Saturday, May 21, 2011

Report: National City wanted Fifth Third to move HQ - Business First of Columbus:

vinyl siding types
Fifth Third was among four banksx that made bidsfor Cleveland-based Nationalp City in March 2008, The Clevelanc Plain Dealer reported last week. The Plaijn Dealer , Columbus Dispatch and Associated Press won a court ruling that led to the unsealingb of hundreds of pages of documentd related to shareholder lawsuits filed by National City shareholders in Delawared Chancery Court in One document regardingFifth Third’as bid included “Establish HQ in Cleveland” as a condition, The Plain Dealer reported. National City would have been the one to set any such according toFifth Third.
“Fiftgh Third Bank had no intentiom whatsoever of movingits headquarters,” Fifth Third spokeswomabn Debra DeCourcy said in an e-mail. “Any speculation or discussion about preconditions for a transaction would have been onNationall City’s end.” Fifth Third employs about 7,20p0 locally and is Greater Cincinnati’s 10th-largest employer, accordinb to an April Courier List. A big chunk of those are headquarters employees, with the rest mostly at its Madisonvill e operations center or at its roughly 145local branches. Its Fountain Square headquarters isamong downtown’s biggest The size of Fifth Third’s bid wasn’t discloseed in the documents.

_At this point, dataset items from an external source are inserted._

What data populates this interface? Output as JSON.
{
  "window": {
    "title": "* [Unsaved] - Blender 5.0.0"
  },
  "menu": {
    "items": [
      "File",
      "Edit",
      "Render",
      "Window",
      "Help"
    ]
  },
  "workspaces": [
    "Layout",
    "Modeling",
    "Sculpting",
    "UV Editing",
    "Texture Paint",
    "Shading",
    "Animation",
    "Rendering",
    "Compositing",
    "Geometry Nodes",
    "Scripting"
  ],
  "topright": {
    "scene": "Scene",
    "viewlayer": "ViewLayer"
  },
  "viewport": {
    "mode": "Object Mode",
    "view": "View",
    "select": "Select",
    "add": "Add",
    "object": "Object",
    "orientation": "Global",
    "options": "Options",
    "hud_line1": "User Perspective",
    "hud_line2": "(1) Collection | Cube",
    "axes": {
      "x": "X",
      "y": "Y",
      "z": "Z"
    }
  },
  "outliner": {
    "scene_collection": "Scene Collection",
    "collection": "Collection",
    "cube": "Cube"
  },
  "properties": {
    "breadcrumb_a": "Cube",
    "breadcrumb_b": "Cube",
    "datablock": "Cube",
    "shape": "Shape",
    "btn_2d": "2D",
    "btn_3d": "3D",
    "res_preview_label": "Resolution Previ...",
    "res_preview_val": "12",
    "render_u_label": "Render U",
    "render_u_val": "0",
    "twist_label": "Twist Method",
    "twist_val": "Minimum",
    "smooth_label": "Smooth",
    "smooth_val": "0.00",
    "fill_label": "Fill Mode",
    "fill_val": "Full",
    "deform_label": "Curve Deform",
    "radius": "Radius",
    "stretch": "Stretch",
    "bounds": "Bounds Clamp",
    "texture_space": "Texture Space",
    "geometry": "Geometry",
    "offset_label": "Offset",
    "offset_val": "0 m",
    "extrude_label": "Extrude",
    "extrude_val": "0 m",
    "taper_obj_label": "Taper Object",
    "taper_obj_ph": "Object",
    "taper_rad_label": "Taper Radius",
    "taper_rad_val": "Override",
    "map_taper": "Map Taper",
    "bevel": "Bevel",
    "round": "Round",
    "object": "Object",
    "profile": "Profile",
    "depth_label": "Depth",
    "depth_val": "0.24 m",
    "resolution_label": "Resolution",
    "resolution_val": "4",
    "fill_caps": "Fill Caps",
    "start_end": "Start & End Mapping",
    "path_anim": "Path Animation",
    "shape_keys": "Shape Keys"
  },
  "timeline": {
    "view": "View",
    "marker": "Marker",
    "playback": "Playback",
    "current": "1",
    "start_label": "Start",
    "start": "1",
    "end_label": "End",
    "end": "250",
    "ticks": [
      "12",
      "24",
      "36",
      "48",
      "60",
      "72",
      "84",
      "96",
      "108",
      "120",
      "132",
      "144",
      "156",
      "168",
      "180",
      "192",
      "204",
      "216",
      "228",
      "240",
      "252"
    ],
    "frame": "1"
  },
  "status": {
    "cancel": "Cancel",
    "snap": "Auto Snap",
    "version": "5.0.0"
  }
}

The court documents say Pittsburgh-basedx (NYSE: PNC), Cleveland-based KeyCorpp (NYSE: KEY) and Toronto-based Scotiabank also made bids inMarch 2008. PNC offeref up to $6.10 per Key would have paid $2 to $4 per sharee and Scotiabank was willing to forkover $7 to $12 per PNC wound up buying National City in December for $2.23 a The deal was valued at $5.2 billion. Several groupsd of National Cityinvestors sued, arguinvg the company didn’t get a good enoughj price.